# Wouldn't you know...



## Shupac (Apr 17, 2005)

Thursday night I was floating the Trophy Waters. Started seeing a steady flow of sulfurs by 8:30 and was catching a few on a parachute tie. The rises petered out by around nine, but at quarter after I rounded a bend and saw a nice patch of aggressive feeders, obviously better size fish. They didn't want the parachute. Earlier that day Bob Linsemann had pointed out an emerger pattern that had been doing well. I had a near-replica in my box already, but the fish didn't pay attention to it either. Tried a couple other dun versions, a spinner, and finally an emerger that bore no resemblance to the one Bob showed me (and had never gotten a hit before). First cast, whammo. Brought a 16" brown to hand. By the time I landed it, though, the feeding had stopped. If I had a dollar for every time I figured out the bite just before it stopped, I think I could buy a new line for my 4wt. 

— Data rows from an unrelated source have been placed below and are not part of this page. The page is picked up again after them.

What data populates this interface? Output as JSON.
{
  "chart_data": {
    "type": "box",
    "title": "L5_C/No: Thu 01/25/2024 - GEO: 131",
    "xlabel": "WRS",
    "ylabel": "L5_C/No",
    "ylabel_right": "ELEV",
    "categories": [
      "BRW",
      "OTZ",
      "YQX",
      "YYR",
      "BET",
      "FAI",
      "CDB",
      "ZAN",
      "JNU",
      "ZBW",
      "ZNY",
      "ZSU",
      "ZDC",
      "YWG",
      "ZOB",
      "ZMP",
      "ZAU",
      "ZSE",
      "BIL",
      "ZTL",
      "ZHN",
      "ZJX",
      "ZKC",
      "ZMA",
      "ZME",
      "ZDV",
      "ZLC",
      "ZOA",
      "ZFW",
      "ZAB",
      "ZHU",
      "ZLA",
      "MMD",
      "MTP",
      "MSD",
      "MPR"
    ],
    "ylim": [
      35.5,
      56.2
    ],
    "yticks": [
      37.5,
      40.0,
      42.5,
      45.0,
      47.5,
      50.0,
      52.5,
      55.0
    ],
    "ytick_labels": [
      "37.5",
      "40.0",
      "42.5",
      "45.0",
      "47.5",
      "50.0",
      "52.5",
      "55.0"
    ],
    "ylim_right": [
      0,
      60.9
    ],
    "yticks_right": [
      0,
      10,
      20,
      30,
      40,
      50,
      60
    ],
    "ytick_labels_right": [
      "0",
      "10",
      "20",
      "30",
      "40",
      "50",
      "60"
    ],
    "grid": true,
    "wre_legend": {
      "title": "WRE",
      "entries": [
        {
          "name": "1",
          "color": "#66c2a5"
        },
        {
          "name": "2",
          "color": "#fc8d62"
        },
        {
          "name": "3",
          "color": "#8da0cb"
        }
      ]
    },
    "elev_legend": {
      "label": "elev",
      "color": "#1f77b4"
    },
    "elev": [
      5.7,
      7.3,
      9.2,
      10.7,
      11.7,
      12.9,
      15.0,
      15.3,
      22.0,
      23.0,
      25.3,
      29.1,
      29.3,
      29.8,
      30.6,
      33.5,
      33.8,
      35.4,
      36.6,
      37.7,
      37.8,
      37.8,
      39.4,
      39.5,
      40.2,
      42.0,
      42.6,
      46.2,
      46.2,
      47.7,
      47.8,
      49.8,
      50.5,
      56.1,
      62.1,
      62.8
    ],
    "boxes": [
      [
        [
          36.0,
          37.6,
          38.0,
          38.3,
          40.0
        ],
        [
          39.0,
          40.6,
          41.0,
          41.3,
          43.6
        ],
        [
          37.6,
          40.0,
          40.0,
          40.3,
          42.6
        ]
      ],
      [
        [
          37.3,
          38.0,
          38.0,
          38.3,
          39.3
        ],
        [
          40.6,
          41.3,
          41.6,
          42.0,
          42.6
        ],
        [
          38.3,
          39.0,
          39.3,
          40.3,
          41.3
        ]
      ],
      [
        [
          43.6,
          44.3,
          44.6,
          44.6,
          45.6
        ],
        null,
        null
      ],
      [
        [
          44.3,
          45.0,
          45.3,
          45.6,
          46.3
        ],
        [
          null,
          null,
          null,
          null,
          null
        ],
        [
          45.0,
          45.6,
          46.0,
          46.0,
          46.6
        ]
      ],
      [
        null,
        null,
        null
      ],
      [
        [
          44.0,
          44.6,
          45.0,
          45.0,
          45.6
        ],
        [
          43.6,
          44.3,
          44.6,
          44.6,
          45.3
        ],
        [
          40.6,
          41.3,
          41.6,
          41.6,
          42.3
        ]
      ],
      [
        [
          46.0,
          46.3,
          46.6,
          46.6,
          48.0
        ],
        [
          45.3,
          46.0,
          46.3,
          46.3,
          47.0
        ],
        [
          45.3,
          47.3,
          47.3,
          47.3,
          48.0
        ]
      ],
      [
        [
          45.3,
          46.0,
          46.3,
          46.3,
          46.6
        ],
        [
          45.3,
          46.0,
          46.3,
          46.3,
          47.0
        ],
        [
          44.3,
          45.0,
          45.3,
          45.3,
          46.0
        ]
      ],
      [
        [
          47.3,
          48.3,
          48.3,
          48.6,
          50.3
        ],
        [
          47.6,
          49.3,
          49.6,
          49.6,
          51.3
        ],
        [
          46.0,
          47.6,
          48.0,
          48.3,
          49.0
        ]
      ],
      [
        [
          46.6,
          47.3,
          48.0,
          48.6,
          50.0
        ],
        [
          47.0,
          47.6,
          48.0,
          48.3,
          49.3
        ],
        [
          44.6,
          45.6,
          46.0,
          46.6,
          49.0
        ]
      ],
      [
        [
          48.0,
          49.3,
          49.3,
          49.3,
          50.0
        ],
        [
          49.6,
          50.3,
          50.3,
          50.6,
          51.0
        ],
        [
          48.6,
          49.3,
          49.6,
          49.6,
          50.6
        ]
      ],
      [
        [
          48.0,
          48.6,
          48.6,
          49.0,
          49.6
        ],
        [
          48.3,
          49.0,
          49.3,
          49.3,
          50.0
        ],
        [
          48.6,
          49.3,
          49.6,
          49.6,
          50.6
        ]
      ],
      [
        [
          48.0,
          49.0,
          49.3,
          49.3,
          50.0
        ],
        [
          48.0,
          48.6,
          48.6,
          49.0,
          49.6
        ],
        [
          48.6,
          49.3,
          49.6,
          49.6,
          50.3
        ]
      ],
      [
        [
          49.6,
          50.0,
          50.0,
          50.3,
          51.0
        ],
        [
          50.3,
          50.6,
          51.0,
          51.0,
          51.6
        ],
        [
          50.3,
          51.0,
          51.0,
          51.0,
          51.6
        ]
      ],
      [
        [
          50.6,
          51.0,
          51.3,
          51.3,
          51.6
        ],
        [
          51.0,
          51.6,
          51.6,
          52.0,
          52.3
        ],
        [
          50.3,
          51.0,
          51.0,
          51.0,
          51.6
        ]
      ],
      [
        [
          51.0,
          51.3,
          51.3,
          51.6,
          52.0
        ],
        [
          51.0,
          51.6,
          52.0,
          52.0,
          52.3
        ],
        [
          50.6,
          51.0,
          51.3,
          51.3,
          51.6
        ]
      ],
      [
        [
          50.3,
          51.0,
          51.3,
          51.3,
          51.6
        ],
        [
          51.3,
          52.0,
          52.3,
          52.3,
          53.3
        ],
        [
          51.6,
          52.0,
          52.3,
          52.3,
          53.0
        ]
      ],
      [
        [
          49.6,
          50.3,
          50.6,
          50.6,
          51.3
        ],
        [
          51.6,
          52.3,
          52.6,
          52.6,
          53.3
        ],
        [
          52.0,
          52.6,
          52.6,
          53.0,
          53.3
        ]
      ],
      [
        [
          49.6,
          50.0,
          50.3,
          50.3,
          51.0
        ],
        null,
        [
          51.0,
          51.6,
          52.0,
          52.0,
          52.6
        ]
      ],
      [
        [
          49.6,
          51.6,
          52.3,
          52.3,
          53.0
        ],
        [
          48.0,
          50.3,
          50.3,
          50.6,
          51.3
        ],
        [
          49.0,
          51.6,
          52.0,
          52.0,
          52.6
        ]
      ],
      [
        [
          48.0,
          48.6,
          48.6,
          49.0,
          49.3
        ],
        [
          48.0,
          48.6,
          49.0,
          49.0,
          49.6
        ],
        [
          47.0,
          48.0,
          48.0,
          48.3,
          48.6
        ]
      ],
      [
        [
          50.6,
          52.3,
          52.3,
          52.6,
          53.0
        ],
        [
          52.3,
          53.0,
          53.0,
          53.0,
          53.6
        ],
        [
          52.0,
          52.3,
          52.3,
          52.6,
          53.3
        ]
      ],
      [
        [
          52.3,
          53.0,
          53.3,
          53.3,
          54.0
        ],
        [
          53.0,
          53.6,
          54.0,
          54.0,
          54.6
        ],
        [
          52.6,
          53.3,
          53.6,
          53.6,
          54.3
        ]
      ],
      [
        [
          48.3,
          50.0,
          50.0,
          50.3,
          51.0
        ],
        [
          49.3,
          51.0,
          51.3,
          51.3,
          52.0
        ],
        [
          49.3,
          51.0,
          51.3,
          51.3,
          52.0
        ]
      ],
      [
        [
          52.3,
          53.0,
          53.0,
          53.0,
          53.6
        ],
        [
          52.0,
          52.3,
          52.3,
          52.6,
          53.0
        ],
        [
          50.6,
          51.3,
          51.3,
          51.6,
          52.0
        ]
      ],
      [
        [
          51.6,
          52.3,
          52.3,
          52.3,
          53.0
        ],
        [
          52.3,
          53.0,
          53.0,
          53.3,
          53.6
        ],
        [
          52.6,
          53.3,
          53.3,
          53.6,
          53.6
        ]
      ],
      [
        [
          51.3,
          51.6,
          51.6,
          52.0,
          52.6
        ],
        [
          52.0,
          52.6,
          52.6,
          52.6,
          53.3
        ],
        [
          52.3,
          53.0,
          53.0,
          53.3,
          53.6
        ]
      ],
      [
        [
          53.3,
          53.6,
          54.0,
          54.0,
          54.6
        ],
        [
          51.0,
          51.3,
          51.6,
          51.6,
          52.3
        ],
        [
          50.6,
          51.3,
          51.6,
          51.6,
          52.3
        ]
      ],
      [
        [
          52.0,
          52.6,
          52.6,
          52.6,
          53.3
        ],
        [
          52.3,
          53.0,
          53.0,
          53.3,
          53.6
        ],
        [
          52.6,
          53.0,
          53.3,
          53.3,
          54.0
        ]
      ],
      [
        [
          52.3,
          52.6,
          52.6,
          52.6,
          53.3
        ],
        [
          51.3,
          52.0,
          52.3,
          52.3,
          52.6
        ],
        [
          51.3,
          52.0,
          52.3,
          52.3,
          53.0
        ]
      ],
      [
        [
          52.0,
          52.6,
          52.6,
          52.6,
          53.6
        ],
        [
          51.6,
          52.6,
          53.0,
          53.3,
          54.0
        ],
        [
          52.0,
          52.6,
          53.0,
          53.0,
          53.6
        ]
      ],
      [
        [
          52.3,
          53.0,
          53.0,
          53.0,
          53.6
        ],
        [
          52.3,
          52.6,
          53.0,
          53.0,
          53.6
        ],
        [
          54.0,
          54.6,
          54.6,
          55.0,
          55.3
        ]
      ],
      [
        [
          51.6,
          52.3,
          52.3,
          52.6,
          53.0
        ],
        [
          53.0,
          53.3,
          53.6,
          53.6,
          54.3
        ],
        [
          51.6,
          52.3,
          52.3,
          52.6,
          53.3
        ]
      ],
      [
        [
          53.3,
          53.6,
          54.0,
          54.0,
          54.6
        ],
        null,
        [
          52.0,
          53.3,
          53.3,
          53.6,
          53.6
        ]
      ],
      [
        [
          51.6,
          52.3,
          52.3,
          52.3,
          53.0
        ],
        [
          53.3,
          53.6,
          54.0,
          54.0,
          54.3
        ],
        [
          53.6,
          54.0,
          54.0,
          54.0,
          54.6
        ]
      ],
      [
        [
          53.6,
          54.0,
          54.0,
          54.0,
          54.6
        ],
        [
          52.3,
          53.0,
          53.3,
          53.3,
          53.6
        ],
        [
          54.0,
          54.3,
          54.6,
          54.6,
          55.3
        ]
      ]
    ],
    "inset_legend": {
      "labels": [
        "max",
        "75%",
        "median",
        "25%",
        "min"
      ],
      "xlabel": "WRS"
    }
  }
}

Otherwise, fishing Wed-Fri, I ran into afternoon caddis hatches on the north br. and trophy waters, and caught a few on skittered tan EHCs in 14-18. Light sulfur emergence at dark on the NB wednesday, no spinners. Hit the Rifle yesterday and found favor with the browns on assorted wets and a March Brown fished blind near the banks.


----------



## Bulletproof (Jul 26, 2005)

Good report. Any day now on the Drakes....


----------